Machine Translation: The Basics of Quality Estimation

A good point to make before we go into more detail on QE is the difference between evaluation and estimation. You can evaluate the quality of MT output in two main ways: human evaluation (a person will check the translation and provide feedback) and automatic evaluation (there are different methods that can provide a score on the translation quality without human intervention).

Traditionally, automatically evaluating the quality of any given MT output has required a reference translation created by a human translator. The differences and similarities between the MT output and the reference translation can then be turned into a score to determine the quality of said output. This is the approach followed by certain methods, such as BLEU and NIST.

The main differentiator of quality estimation is that it does not require a human reference translation.

QE is a prediction of the quality based on certain features. These features can be, for example, the number of noun or prepositional phrases in the source and target (and their difference), the number of named entities (names of places, people, companies, etc.), and many more. With these features, using techniques like machine learning, a QE model can be created to obtain a score that represents the estimation of the translation quality.

At eBay, we use MT to translate search queries, item titles and item descriptions; an earlier post discussed our work with search queries. To train our MT systems, we work with vendors that help us post-edit content. Due to the challenging nature of our content (user-generated, diversity of categories, millions of listings, etc.), a method to estimate the level of effort required for post-editing definitely adds value. QE can help you obtain important information on this effort in an automated manner. For example, one can estimate how many segments have a very low-quality translation and could be just discarded instead of post-edited.

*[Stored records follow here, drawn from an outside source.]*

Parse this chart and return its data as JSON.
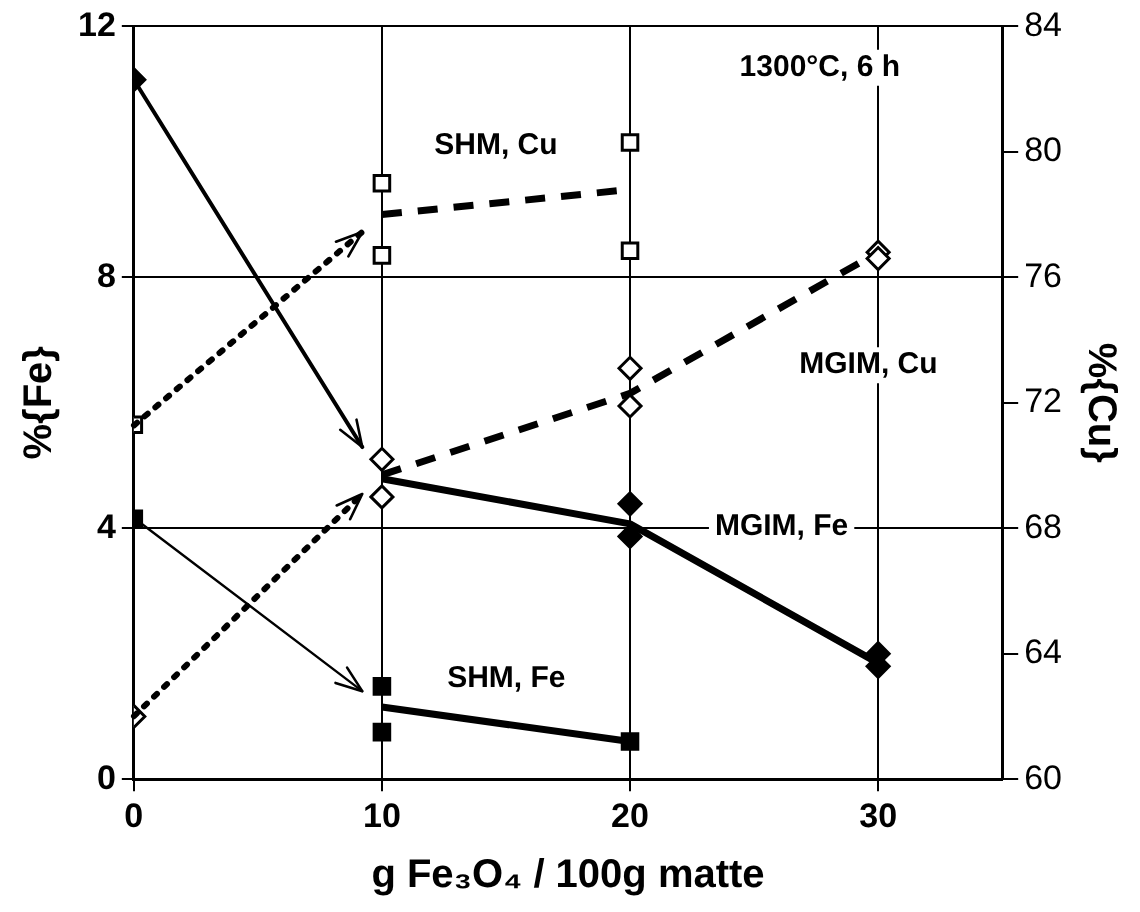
{
  "chart_data": {
    "type": "scatter",
    "xlabel": "g Fe₃O₄ / 100g matte",
    "ylabel": "%{Fe}",
    "y2label": "%{Cu}",
    "xlim": [
      0,
      35
    ],
    "xticks": [
      0,
      10,
      20,
      30
    ],
    "ylim": [
      0,
      12
    ],
    "yticks": [
      0,
      4,
      8,
      12
    ],
    "y2lim": [
      60,
      84
    ],
    "y2ticks": [
      60,
      64,
      68,
      72,
      76,
      80,
      84
    ],
    "grid": true,
    "series": [
      {
        "type": "scatter",
        "color": "#000000",
        "marker": "diamond",
        "x": [
          0,
          20,
          20,
          30,
          30
        ],
        "values": [
          11.15,
          4.39,
          3.87,
          2.0,
          1.8
        ]
      },
      {
        "type": "line",
        "color": "#000000",
        "line_style": "solid",
        "x": [
          10,
          20,
          30
        ],
        "values": [
          4.79,
          4.07,
          1.85
        ]
      },
      {
        "type": "scatter",
        "color": "#000000",
        "marker": "square",
        "x": [
          0,
          10,
          10,
          20
        ],
        "values": [
          4.15,
          1.48,
          0.75,
          0.6
        ]
      },
      {
        "type": "line",
        "color": "#000000",
        "line_style": "solid",
        "x": [
          10,
          20
        ],
        "values": [
          1.15,
          0.6
        ]
      },
      {
        "type": "scatter",
        "color": "#000000",
        "marker": "square",
        "axis": "y2",
        "x": [
          0,
          10,
          10,
          20,
          20
        ],
        "values": [
          71.3,
          79.0,
          76.7,
          80.3,
          76.85
        ]
      },
      {
        "type": "line",
        "color": "#000000",
        "line_style": "dashed",
        "axis": "y2",
        "x": [
          10,
          20
        ],
        "values": [
          78.0,
          78.8
        ]
      },
      {
        "type": "scatter",
        "color": "#000000",
        "marker": "diamond",
        "axis": "y2",
        "x": [
          0,
          10,
          10,
          20,
          20,
          30,
          30
        ],
        "values": [
          62.0,
          70.2,
          69.0,
          73.1,
          71.9,
          76.8,
          76.6
        ]
      },
      {
        "type": "line",
        "color": "#000000",
        "line_style": "dashed",
        "axis": "y2",
        "x": [
          10,
          20,
          30
        ],
        "values": [
          69.7,
          72.3,
          76.8
        ]
      }
    ],
    "annotations": [
      "1300°C, 6 h",
      "SHM, Cu",
      "MGIM, Cu",
      "MGIM, Fe",
      "SHM, Fe"
    ]
  }
}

So, what can you do with the help of QE? First and foremost, you can estimate the quality of translations at the segment and file level. Segment-level scores can help you target post-editing, focusing only on content that makes sense to post-edit. You can also estimate post-editing effort/time – it would be rather safe to assume that segments with a low-quality score take more time to post-edit. It is also possible to compare MT systems based on QE scores and see which one performs better. This last application example is especially helpful if you are trying to decide which engine you should use, or whether a new version of an engine is working better than its predecessor.